When I first discovered Twiztid, I was a huge ICP fan and rabid Juggalo. It was easy to embrace their sound at the time, wrestling with my own adolescent demons, searching for clarity in life. I attended countless concerts of theirs, often making the trip here to Austin since they rarely came to San Antonio (where I am originally from). I was enamored by the theatrics; the face paint, the silent performers dressed as famed serial killers Jason Voorhees and Michael Myers, the costumes, the blacklights and vivid colors. It was always more than just two guys exchanging sides of the stage, it was a full on theatrical performance. Twiztid definitely gave you your money's worth every single time, delivering a powerful and fun show every night.
Over the following years, Twiztid became my preference over the clowns. There is a deep mental dissection in Twitid's music and lyrics that I found fascinating as I grew older and it was more natural to relate to than (IMO) the unchanging sound of ICP. There was a sense of growth, even if the subject matter stayed relatively the same. Eventually, Twiztid moved from the clowns' shadows and began experiencing much success on their own, headlining their own tours across the U.S., releasing powerhouse records over the years. Twiztid ultimately left the label they were formed on all together and created their own label, Majik Ninja Entertainment.
G-Mo Skee, one of the acts signed to Twiztid's label, MNE.
While I am nowhere near in touch with those darker sides I once was, having since worked out a lot of those murky emotions and angst, I still find myself looking for Twiztid's music from time to time. Especially when I'm having a "fuck-you-just-leave-me-alone-today" kind of day. For about a decade I photographed Twiztid, like so many other bands in my youth, from the crowd; mashed up against people twice my size and barely able to hold my camera steady. Today, I make a lot of concert photos from the pit area with plenty of room to make a great photograph. It was a rather surreal moment to make these images up close with room to breathe and compose properly. Although their music doesn't strike such a strong chord within me as it once did, for a few moments this night the 16-year old me was having a blast, singing along while snapping away.

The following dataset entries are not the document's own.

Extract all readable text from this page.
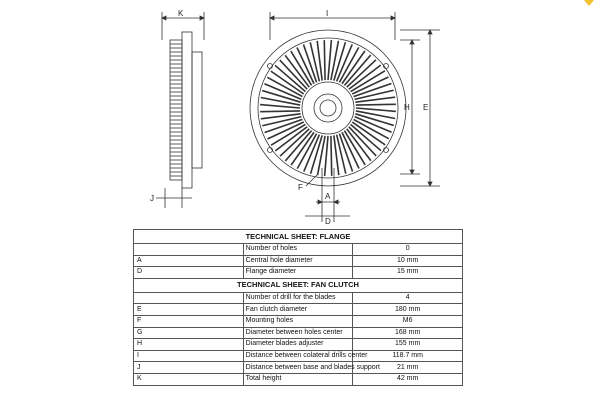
K
J
I
H E
F
A
D
TECHNICAL SHEET: FLANGE		
	Number of holes	0
A	Central hole diameter	10 mm
D	Flange diameter	15 mm
TECHNICAL SHEET: FAN CLUTCH		
	Number of drill for the blades	4
E	Fan clutch diameter	180 mm
F	Mounting holes	M6
G	Diameter between holes center	168 mm
H	Diameter blades adjuster	155 mm
I	Distance between colateral drills center	118.7 mm
J	Distance between base and blades support	21 mm
K	Total height	42 mm
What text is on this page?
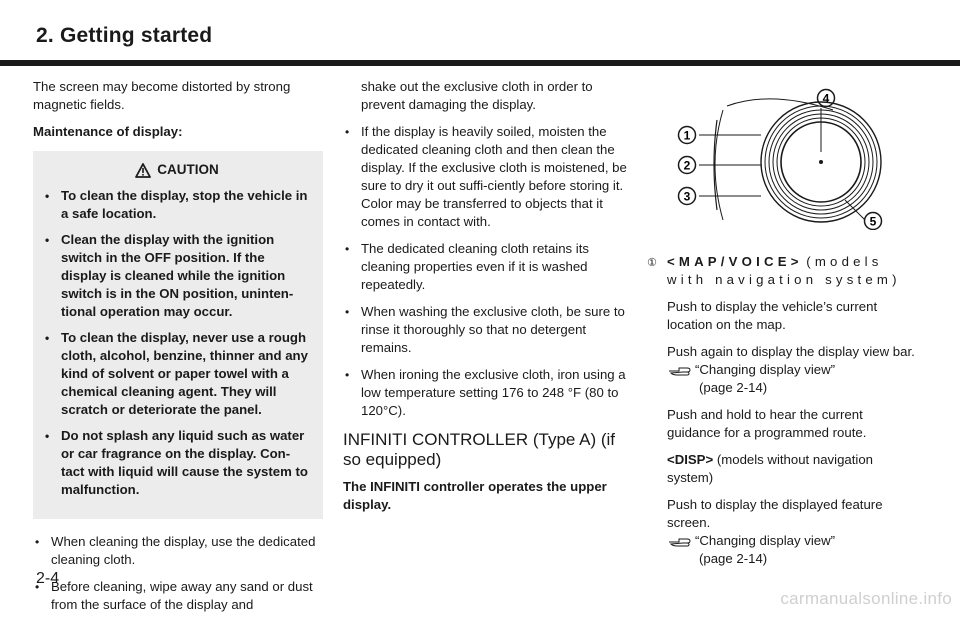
2. Getting started

The screen may become distorted by strong magnetic fields.

Maintenance of display:

CAUTION
• To clean the display, stop the vehicle in a safe location.
• Clean the display with the ignition switch in the OFF position. If the display is cleaned while the ignition switch is in the ON position, uninten-tional operation may occur.
• To clean the display, never use a rough cloth, alcohol, benzine, thinner and any kind of solvent or paper towel with a chemical cleaning agent. They will scratch or deteriorate the panel.
• Do not splash any liquid such as water or car fragrance on the display. Con-tact with liquid will cause the system to malfunction.
• When cleaning the display, use the dedicated cleaning cloth.
• Before cleaning, wipe away any sand or dust from the surface of the display and
shake out the exclusive cloth in order to prevent damaging the display.
• If the display is heavily soiled, moisten the dedicated cleaning cloth and then clean the display. If the exclusive cloth is moistened, be sure to dry it out suffi-ciently before storing it. Color may be transferred to objects that it comes in contact with.
• The dedicated cleaning cloth retains its cleaning properties even if it is washed repeatedly.
• When washing the exclusive cloth, be sure to rinse it thoroughly so that no detergent remains.
• When ironing the exclusive cloth, iron using a low temperature setting 176 to 248 °F (80 to 120°C).
INFINITI CONTROLLER (Type A) (if so equipped)

The INFINITI controller operates the upper display.

1
2
3
4
5
① <MAP/VOICE> (models with navigation system)

Push to display the vehicle’s current location on the map.

Push again to display the display view bar.

“Changing display view”
(page 2-14)

Push and hold to hear the current guidance for a programmed route.

<DISP> (models without navigation system)

Push to display the displayed feature screen.

“Changing display view”
(page 2-14)
2-4
carmanualsonline.info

Twiztid have come miles along since rapping in the shadows of Detroit's underground kings, ICP. The shows may have gotten smaller, but the performances are just as strong. The duo now has supporting acts from their own MNE imprint and their show is now rounded out with a dope live drummer, Drayven Davidson. I spent the first part of this night next door at Emo's photographing Kehlani. It was super dope (and a little odd in some ways) to walk a few feet from her show, full of teens and tweens singing about love and sex, to this dark side of rap where the outcast crowd sang along to blood and guts. My life has some pretty bizarre moments lately and this night for sure was toward the top of strangeness this year. But I love that I get to explore so many facets of life. We may sing along to different music, wear different clothes, or smoke different things, but at the end of the day we are all human and I am happy I get to examine the different sides of the human psyche through shows like this.
To all my fellow Juggalos worldwide, I hope you enjoy these images and I hope you stay true to who you are. I've found Juggalos to be some of the bravest people in life and some of the realest. I think everyone can benefit from taking the same IDGAF approach to their own life. Let's all live with a little less judgement and a lot more curiosity.